Hani öldürülen çocuklarımız?
Salona girerken çalan neşeli müziğin ömrü pek kısa sürdü. Kılıçdaroğlu, ATO Kongre Merkezi’ne gelmek üzere evden çıkarken TV’den duymuş ve “Şehitlerimiz...
Salona girerken çalan neşeli müziğin ömrü pek kısa sürdü.
Kılıçdaroğlu, ATO Kongre Merkezi’ne gelmek üzere evden çıkarken TV’den duymuş ve “Şehitlerimiz varken müzik olmaz” diyerek telefon talimatıyla kestirmişti sesi.
Sadece bu simgesel ayrıntı bile, iki bildirge arasında geçen kısacık sürede, toplumsal psikoloji açısından nereden nereye geldiğimizi sergiliyor.
Şu bir gerçek ki, bütün partiler gibi, CHP de olanca enerjisini, Saray müdahalesiyle hükümsüz kılınan 7 Haziran seçimleri için harcadı. O yüzden 1 Kasım bildirgelerine, partiler açısından bir “zorunluluk mesaisi” olduğunu hatırda tutarak bakmalı.
Bütün mesele ise Türkiye’nin sorunları, dört ay öncesiyle kıyaslanamayacak kadar ağırlaşmışken bu zorunluluk karşısında nasıl bir fark yaratıldığında düğümleniyor.
***
Bu çerçeveden bakıldığında, 7 Haziran kampanyasına emeklileri yerleştiren CHP’nin bu kez gençleri hedeflemesi, kapsama alanı ve iddia açısından yenilik içeriyor.
7 Haziran bildirgesinin temelini oluşturan ve göreli bir çekim alanı yaratan ekonomik vaatlerini koruyan CHP, 1 Kasım için fark yaratma potansiyeli taşıyan yeni hedefler koymayı başarmış görünüyor.

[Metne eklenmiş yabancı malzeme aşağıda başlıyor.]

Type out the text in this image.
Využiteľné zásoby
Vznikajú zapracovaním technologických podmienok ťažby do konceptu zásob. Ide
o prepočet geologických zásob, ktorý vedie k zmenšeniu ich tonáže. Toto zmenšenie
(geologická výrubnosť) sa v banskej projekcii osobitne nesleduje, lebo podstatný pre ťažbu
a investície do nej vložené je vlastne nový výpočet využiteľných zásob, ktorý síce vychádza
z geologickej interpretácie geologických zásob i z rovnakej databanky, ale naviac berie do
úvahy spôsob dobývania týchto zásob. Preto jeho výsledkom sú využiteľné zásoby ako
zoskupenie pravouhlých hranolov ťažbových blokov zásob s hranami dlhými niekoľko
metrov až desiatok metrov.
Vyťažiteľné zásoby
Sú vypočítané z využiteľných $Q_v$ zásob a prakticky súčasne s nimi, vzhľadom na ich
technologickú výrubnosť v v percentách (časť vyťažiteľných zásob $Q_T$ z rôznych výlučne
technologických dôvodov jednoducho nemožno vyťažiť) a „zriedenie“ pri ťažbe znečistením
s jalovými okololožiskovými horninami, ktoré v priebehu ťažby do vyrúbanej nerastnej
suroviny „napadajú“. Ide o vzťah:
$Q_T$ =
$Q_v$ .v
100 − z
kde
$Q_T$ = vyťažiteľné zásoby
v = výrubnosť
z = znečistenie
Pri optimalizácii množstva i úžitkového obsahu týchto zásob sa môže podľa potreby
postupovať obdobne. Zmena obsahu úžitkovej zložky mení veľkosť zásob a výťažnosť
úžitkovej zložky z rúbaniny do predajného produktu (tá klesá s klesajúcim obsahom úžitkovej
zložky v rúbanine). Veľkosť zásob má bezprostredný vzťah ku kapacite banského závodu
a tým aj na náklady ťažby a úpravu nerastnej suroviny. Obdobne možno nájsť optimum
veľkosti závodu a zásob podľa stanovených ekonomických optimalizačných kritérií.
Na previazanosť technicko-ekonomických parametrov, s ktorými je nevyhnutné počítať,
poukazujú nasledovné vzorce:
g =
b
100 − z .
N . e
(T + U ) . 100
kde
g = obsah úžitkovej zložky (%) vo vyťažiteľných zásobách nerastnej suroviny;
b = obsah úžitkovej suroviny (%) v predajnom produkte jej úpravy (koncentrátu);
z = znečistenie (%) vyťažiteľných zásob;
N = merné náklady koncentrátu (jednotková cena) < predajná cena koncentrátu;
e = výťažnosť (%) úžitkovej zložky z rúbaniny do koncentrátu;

Statlarda şiddeti önleme bahanesiyle sunulan ve son tahlilde bir fişleme ve sermaye aktarım mekanizması olan Passolig’in kaldırılma vaadi bunlardan biri. (Passolig’in altyapısı dört yıl önce çıkarılan bir yasayla kurulsa da yürürlüğünün Gezi ertesine geldiğini anımsatalım.)